Je marche seul, au milieu d’une foule gigantesque. La rue est immense presque aussi imposante que mes rêves illusoires.

Je regarde. Un à un, puis tous comme un ensemble : construit et déshumanisé. Nous avons créés de grandes sociétés ainsi que l’argent pour les faire vivre et pourtant je vois dans vos yeux le vide effroyable de l’impuissance. Je fume et la fumée m’encercle. Pris au piège au milieu de tout, j’avance seul…

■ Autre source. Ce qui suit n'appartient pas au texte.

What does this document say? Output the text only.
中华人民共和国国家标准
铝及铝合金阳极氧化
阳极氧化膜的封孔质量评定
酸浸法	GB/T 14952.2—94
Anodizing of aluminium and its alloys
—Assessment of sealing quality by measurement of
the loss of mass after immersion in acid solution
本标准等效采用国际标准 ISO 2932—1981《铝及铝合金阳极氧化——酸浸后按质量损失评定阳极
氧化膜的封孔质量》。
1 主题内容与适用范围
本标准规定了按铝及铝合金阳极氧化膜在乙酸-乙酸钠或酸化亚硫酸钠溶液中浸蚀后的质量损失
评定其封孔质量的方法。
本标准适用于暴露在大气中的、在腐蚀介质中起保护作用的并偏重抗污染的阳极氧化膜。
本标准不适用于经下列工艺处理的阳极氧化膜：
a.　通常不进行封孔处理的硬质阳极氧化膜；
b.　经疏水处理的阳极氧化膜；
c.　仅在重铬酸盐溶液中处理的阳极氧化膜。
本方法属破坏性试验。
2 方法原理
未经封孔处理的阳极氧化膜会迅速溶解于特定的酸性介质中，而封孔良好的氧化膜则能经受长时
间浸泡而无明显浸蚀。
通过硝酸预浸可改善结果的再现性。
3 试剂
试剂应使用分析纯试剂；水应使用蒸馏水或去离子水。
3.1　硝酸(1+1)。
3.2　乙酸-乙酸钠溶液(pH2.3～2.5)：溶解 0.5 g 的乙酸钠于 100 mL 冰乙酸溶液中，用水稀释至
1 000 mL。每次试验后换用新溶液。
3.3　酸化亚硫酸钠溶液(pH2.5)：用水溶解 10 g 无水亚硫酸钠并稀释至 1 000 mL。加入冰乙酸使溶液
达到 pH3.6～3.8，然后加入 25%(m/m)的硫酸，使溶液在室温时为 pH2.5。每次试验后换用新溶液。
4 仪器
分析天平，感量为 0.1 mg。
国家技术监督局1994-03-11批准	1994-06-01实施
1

Le boulevard est surpeuplé, celui-là parle, celui-ci gueule comme un veau, un autre encore invective les passants. Impossible d’entendre mon marasme intérieur, vous hurler et vos cris me traversent et je ne peux rien faire pour vous faire taire ; je ne peux rien faire pour vous empêcher de ravager mon intérieur. Vos cris si forts dehors sont hyper-puissants au dedans.
Vos présences me rassurent, comme un doudou trop élimé dans lequel l’on a encore espoir qu’il nous protège une fois les peurs nocturnes venues. Mais vous êtes comme un poison se répandant doucement au sein de la terre nourricière. Vous avez vaincue votre Mère comme on défait les rois : en oubliant vos propres lois.
J’avance, un regard perdu ici ou là me confronte à la réalité froide et triste de vos cerveaux dégénérés par le temps… Soudain je me réveille et je pleure.